The isoniazid possesses a hepatotoxic. Cases of development of clinical jaundice and a lobular necrosis of a liver were observed. Approximately at 1% of people clinical hepatitis develops, and the number of patients with subclinical frustration reaches 10%.

Developing of hepatitis is connected with the progressing damages of a liver of the patient with age. The disease seldom meets aged up to 20 years, aged between 30 and 50 years is observed in 1,5% of cases, and in more senior age group – 2,5% of cases. At alcoholics the risk of developing of hepatitis is higher. At deficit glyukozo-6-fosfatdegidrogenazy isoniazid can cause hemolysis. Rifampicin can cause side effects from digestive tract, such as heartburn, unpleasant feelings in epigastriums, anorexia, vomiting, intestinal gripes and diarrhea. At some patients the headache, drowsiness, weakness, dizziness, visual frustration, muscular weakness, fever, extremity pains is observed.

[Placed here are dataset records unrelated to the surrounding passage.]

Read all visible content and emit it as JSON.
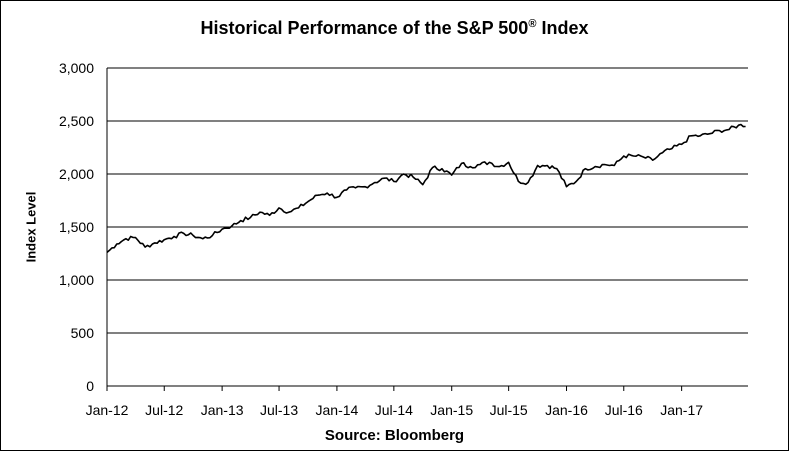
{
  "chart_data": {
    "type": "line",
    "title": "Historical Performance of the S&P 500",
    "title_mark": "®",
    "title_suffix": "Index",
    "ylabel": "Index Level",
    "source": "Source: Bloomberg",
    "ylim": [
      0,
      3000
    ],
    "yticks": [
      "0",
      "500",
      "1,000",
      "1,500",
      "2,000",
      "2,500",
      "3,000"
    ],
    "ytick_values": [
      0,
      500,
      1000,
      1500,
      2000,
      2500,
      3000
    ],
    "xticks": [
      "Jan-12",
      "Jul-12",
      "Jan-13",
      "Jul-13",
      "Jan-14",
      "Jul-14",
      "Jan-15",
      "Jul-15",
      "Jan-16",
      "Jul-16",
      "Jan-17"
    ],
    "xtick_dates": [
      "2012-01-01",
      "2012-07-01",
      "2013-01-01",
      "2013-07-01",
      "2014-01-01",
      "2014-07-01",
      "2015-01-01",
      "2015-07-01",
      "2016-01-01",
      "2016-07-01",
      "2017-01-01"
    ],
    "xlim": [
      "2012-01-01",
      "2017-07-31"
    ],
    "grid": "horizontal",
    "series": [
      {
        "color": "#000000",
        "x": [
          "2012-01-01",
          "2012-02-01",
          "2012-03-01",
          "2012-04-01",
          "2012-05-01",
          "2012-06-01",
          "2012-07-01",
          "2012-08-01",
          "2012-09-01",
          "2012-10-01",
          "2012-11-01",
          "2012-12-01",
          "2013-01-01",
          "2013-02-01",
          "2013-03-01",
          "2013-04-01",
          "2013-05-01",
          "2013-06-01",
          "2013-07-01",
          "2013-08-01",
          "2013-09-01",
          "2013-10-01",
          "2013-11-01",
          "2013-12-01",
          "2014-01-01",
          "2014-02-01",
          "2014-03-01",
          "2014-04-01",
          "2014-05-01",
          "2014-06-01",
          "2014-07-01",
          "2014-08-01",
          "2014-09-01",
          "2014-10-01",
          "2014-11-01",
          "2014-12-01",
          "2015-01-01",
          "2015-02-01",
          "2015-03-01",
          "2015-04-01",
          "2015-05-01",
          "2015-06-01",
          "2015-07-01",
          "2015-08-01",
          "2015-09-01",
          "2015-10-01",
          "2015-11-01",
          "2015-12-01",
          "2016-01-01",
          "2016-02-01",
          "2016-03-01",
          "2016-04-01",
          "2016-05-01",
          "2016-06-01",
          "2016-07-01",
          "2016-08-01",
          "2016-09-01",
          "2016-10-01",
          "2016-11-01",
          "2016-12-01",
          "2017-01-01",
          "2017-02-01",
          "2017-03-01",
          "2017-04-01",
          "2017-05-01",
          "2017-06-01",
          "2017-07-01"
        ],
        "values": [
          1260,
          1340,
          1390,
          1400,
          1310,
          1350,
          1380,
          1410,
          1440,
          1420,
          1390,
          1420,
          1480,
          1510,
          1560,
          1590,
          1640,
          1610,
          1680,
          1640,
          1680,
          1740,
          1800,
          1820,
          1780,
          1850,
          1870,
          1880,
          1920,
          1960,
          1930,
          2000,
          1970,
          1900,
          2060,
          2050,
          1990,
          2100,
          2070,
          2090,
          2110,
          2070,
          2110,
          1930,
          1920,
          2080,
          2080,
          2050,
          1880,
          1930,
          2050,
          2070,
          2090,
          2080,
          2170,
          2170,
          2160,
          2130,
          2200,
          2240,
          2280,
          2360,
          2360,
          2380,
          2410,
          2420,
          2460
        ]
      }
    ]
  }
}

Rare side effects are skin rashes, thrombocytopenia, nephrite and abnormal liver functions. Rifampicin usually causes Bens-Jones's proteinuria and can break reaction of antibody formation. If drug is used less often 2 weekly, then emergence of "a grippopodobny syndrome" of the unknown nature and anemia is possible.

Rifampicin causes emergence of harmless orange coloring of urine, sweat, tears and contact lenses. The main thing side effects of Pyrazinamidum are a hepatotoxic (at 1-5% of patients), nausea, vomiting, fever of a medicinal origin and a hyperuricemia.

The most frequent side effects of Ethambutolum are vision disorders: decrease in visual acuity, optic neuritis and damages of a retina. Such phenomena can be noted at some patients receiving drug in a dose of 25 mg/kg/day within several months. Most of them is reversible after cancellation of Ethambutolum, however, during treatment periodic checks of visual acuity are necessary. When using doses of 15 mg/kg/day or less vision disorders are noted very seldom.

Other side effects include confusion of consciousness, a disorientation, hallucinations, a headache, a febricula, a tranzitorny abnormal liver function, peripheral neuropathy. Disturbances from outside zheludochno – an intestinal path, such as nausea, vomiting, anorexia, metal smack in a mouth are possible. Allergic reactions to Ethambutolum are noted seldom.

Interaction with other medicines:

The isoniazid reduces metabolism of Phenytoinum, increasing its level in blood and toxicity. Rifampicin causes induction of microsomal enzymes (for example, R-450 cytochrome) therefore it increases elimination of anticoagulants and contraceptive means. In the same way administration of rifampicin with ketokonazoly, cyclosporine or chloramphenicol considerably reduces levels of these drugs in serum. Rifampicin increases removal with methadone urine, reduces its plasma concentration and can lead to emergence of symptoms of a methadone withdrawal. Absorption of Ethambutolum is broken by aluminum hydroxide therefore when using Ethambutolum alternative antacids are necessary. Pyrazinamidum reduces concentration of an isoniazid in blood serum, especially at slow acetylizers a little.

Contraindications:

The pro-tube-4 is contraindicated: at hypersensitivity to any ingredient of this drug; to patients with vision disorders (a diabetic retinopathy, damage of an optic nerve, inflammatory diseases of eyes); epilepsies and tendencies to convulsive attacks in case of earlier postponed poliomyelitis; at an abnormal liver function and kidneys; thrombophlebitis and the expressed atherosclerosis; at pregnancy and a lactation; to children up to 13 years.

Overdose:

Accidental overdose of an izoniaziad it is possible to treat a pyridoxine in the doses equivalent to quantity of the accepted isoniazid.

Storage conditions:

List B. In the dry place protected from light at a temperature not over 25 ºС.

Issue conditions:

According to the recipe

Packaging:

Tablets, coated, on 100 or 500 tablets in a polymeric can.